C'est ainsi qu'a été lancé en 2015 le projet "Réseau de sites démonstrateurs Industries & Agro-Ressources (IAR)" pour la valorisation des agro-ressources à l'échelle de l'ex-région Picardie. Mobilisant une dizaine de partenaires, le projet est piloté par Agro-Transfert Ressources et Territoires et est fortement soutenu au niveau institutionnel.

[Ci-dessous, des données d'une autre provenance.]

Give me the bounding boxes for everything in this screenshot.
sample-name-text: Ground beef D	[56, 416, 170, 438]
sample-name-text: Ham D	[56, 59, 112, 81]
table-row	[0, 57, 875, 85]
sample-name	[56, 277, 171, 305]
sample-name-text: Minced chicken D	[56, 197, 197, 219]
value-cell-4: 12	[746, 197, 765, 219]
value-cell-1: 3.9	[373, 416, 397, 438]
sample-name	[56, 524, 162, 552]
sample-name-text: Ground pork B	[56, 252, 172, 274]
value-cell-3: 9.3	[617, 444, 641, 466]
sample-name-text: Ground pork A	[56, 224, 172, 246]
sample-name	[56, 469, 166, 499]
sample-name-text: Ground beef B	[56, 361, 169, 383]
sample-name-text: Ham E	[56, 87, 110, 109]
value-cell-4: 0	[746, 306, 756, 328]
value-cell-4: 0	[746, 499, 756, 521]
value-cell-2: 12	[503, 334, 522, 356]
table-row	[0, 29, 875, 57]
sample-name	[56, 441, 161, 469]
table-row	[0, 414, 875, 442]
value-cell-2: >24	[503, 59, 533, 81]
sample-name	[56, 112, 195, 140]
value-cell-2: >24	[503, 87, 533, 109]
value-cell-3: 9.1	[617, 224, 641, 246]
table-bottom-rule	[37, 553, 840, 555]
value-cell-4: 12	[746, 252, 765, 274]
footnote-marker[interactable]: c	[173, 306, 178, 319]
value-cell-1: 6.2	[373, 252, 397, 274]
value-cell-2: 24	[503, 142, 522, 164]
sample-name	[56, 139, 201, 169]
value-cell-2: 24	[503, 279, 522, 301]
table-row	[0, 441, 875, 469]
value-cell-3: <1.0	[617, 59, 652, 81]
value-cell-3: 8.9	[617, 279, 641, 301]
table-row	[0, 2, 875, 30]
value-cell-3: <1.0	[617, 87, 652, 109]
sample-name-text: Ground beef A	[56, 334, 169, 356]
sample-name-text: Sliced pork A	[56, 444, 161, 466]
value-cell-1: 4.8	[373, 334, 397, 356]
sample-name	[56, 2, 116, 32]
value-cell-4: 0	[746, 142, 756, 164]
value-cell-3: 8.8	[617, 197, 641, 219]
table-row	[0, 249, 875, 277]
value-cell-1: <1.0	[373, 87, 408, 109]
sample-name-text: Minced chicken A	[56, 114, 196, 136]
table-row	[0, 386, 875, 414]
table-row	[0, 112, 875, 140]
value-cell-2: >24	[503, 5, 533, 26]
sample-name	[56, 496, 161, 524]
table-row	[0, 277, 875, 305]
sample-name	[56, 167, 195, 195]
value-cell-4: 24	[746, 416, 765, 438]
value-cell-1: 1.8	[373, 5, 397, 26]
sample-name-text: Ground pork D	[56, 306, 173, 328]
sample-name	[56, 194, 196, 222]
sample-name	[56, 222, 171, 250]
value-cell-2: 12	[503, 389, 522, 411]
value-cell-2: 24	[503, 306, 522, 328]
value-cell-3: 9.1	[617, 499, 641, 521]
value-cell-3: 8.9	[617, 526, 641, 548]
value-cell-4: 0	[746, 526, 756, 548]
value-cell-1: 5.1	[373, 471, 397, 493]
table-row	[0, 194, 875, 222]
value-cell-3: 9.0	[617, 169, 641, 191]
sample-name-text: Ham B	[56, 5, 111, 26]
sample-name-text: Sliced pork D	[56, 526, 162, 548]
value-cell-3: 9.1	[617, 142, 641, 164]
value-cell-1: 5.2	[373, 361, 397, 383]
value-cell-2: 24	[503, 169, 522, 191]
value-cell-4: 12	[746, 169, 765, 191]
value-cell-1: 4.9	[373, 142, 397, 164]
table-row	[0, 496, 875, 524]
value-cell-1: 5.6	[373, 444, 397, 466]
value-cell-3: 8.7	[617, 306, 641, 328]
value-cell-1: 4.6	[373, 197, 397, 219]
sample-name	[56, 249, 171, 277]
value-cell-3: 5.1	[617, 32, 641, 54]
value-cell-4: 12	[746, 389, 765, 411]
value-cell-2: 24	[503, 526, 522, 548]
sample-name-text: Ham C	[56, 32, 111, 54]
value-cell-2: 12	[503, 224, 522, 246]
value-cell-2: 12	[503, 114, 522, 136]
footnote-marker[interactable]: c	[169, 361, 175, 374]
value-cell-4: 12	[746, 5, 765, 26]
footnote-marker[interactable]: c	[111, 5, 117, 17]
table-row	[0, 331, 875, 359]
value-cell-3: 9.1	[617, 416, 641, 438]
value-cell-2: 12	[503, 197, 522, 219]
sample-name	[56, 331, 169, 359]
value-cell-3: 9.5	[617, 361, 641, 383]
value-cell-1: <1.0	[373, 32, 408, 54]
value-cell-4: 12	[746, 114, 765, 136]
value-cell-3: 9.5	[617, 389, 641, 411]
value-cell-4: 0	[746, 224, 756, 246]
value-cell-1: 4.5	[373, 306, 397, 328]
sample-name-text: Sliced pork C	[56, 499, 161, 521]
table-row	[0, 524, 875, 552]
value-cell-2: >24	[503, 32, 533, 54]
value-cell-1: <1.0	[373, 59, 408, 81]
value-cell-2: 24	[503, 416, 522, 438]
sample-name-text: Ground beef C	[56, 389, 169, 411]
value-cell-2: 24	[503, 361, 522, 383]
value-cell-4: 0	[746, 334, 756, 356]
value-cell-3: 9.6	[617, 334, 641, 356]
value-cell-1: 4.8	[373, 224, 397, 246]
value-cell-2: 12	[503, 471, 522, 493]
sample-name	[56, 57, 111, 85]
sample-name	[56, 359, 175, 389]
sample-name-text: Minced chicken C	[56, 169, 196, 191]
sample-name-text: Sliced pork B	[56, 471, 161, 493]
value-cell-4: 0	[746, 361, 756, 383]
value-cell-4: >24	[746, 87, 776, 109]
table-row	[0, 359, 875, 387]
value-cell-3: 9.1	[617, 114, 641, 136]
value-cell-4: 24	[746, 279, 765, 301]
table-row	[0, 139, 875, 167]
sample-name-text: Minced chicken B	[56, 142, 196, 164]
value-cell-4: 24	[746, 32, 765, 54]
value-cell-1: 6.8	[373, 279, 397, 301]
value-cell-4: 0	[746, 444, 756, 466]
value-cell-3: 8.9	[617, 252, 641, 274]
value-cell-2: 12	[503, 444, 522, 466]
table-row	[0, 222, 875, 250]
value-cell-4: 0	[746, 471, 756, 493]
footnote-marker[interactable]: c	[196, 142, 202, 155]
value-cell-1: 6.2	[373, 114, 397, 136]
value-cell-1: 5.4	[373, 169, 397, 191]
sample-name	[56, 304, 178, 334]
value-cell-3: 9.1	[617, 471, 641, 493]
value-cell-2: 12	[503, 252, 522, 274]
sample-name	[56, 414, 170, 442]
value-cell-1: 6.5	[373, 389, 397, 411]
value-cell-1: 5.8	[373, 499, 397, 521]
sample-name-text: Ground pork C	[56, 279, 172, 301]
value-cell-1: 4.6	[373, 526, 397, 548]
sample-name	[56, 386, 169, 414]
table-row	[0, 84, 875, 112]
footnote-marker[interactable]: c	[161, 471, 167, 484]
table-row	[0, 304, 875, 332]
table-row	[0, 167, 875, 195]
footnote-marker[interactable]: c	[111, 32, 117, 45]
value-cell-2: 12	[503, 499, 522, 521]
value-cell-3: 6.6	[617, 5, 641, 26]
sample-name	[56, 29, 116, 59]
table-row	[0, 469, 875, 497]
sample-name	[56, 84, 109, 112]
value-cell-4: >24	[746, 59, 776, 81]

Au travers de "plateformes d'expérimentation", le projet teste la possibilité d'introduire de nouvelles cultures (agro-ressources) dans les systèmes de cultures présents dans la région. Concrètement, l'idée est d'ajouter ou substituer des cultures valorisables pour des usages non-alimentaires au sein des cycles habituels comme la rotation colza-blé-orge, par exemple. De là, il sera possible d'évaluer les performances agronomique, environnementale et économique des modifications proposées (rendements, biodiversité, émissions de gaz à effet de serre, impact sur la qualité de l’eau...). En parallèle, des industriels locaux sont accompagnés, au sein de "territoires pilotes", pour le développement de filières de la bioéconomie sur le territoire. Le projet s'intéresse notamment à la production de plaquettes de bois agricoles pour des chaudières, de biomasse utilisable dans une unité de méthanisation, et de coproduits de la culture de lin pour une intégration dans des plastiques.
L'objectif est de rechercher les options les plus adaptées aux territoires. D'ici 2020, le projet ambitionne de fournir des outils facilitant les initiatives ultérieures pour la bioéconomie en Hauts-de-France.
Pour répondre aux besoins actuels, il existe de nombreuses autres filières à développer qui n'ont pas été évoquées, comme celles du biogaz, des plastiques biosourcés ou plus largement des molécules pour la chimie. La terre sera-t-elle à même de nous fournir la quantité et la diversité de produits que l'on obtient actuellement à partir du pétrole ? Dans quelle limite cette production ne fera-t-elle pas une concurrence excessive aux usages alimentaires ? Des projets comme celui présenté ici contribuent à apporter des éléments de réponse. Les incertitudes qui demeurent sont toutefois une raison de plus encourageant à réduire nos besoins en énergie et matières premières.